Why Community Finding?
Community finding serves two purposes. First, it allows us to focus our attention to proteins closer to known telomerase-associated proteins. This is especially important for computationally taxing algorithms, as we will soon see for diffusion distance. Second, it gives us a group of biologically related proteins that we can associate to a functional group in the cell. In essence, this gives us an idea of the amount of ‘damage’ to the cell when the telomerase protein (or indeed the target protein) is knocked out; we will revisit this important idea in our target evaluation. Community finding therefore is a natural beginning point of our network theory analysis.
Random Walk Philosophy
Our understanding of protein interactions suggests that most important biological functions within a cell are carried out by protein complexes (such as our telomerase complex) and even larger structures of functional groups, rather than individual proteins in themselves. These are densely-connected clusters of proteins, often resembling network cliques and k-plexes (1).
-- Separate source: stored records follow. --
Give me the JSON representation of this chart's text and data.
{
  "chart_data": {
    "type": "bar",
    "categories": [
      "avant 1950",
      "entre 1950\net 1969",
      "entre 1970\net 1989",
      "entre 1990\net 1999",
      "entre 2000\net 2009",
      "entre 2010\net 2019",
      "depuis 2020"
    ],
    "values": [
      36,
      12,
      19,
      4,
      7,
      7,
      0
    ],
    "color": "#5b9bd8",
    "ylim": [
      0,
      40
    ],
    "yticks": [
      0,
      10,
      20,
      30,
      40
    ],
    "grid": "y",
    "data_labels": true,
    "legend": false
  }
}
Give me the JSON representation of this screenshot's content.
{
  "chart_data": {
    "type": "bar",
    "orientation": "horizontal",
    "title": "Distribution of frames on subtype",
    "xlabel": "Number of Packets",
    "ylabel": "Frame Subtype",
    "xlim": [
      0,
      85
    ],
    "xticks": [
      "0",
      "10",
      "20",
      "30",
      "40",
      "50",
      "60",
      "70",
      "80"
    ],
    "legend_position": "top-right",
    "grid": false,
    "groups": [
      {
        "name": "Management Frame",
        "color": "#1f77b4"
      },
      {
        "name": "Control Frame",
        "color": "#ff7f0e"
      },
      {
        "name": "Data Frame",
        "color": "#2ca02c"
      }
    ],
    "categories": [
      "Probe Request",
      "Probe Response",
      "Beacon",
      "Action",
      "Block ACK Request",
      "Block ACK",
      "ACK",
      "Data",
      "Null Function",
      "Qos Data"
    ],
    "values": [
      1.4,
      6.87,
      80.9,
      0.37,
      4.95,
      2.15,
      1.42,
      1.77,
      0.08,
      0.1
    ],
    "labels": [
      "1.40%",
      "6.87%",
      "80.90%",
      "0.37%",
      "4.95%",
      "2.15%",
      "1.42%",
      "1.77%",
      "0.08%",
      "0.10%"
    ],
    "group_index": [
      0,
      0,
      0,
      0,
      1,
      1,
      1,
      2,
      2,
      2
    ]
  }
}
We therefore expect our PPI network to have many densely-connected clusters and sparser connections between these clusters.
In light of this, and also in the hope of representing the probabilistic nature of protein interactions, we used a community detection algorithm based on random walks, WalkTrap. Existing literature suggests that random walks-based methods are more effective than traditional community detection methods at mitigating the noisy and lossy nature of PPI networks (2). Given the dense clusters that represent protein complexes and functional groups in our network, it’s likely that a random walker will become trapped in these regions, giving a set of communities that might be more reliable than methods based on modularity and partitioning.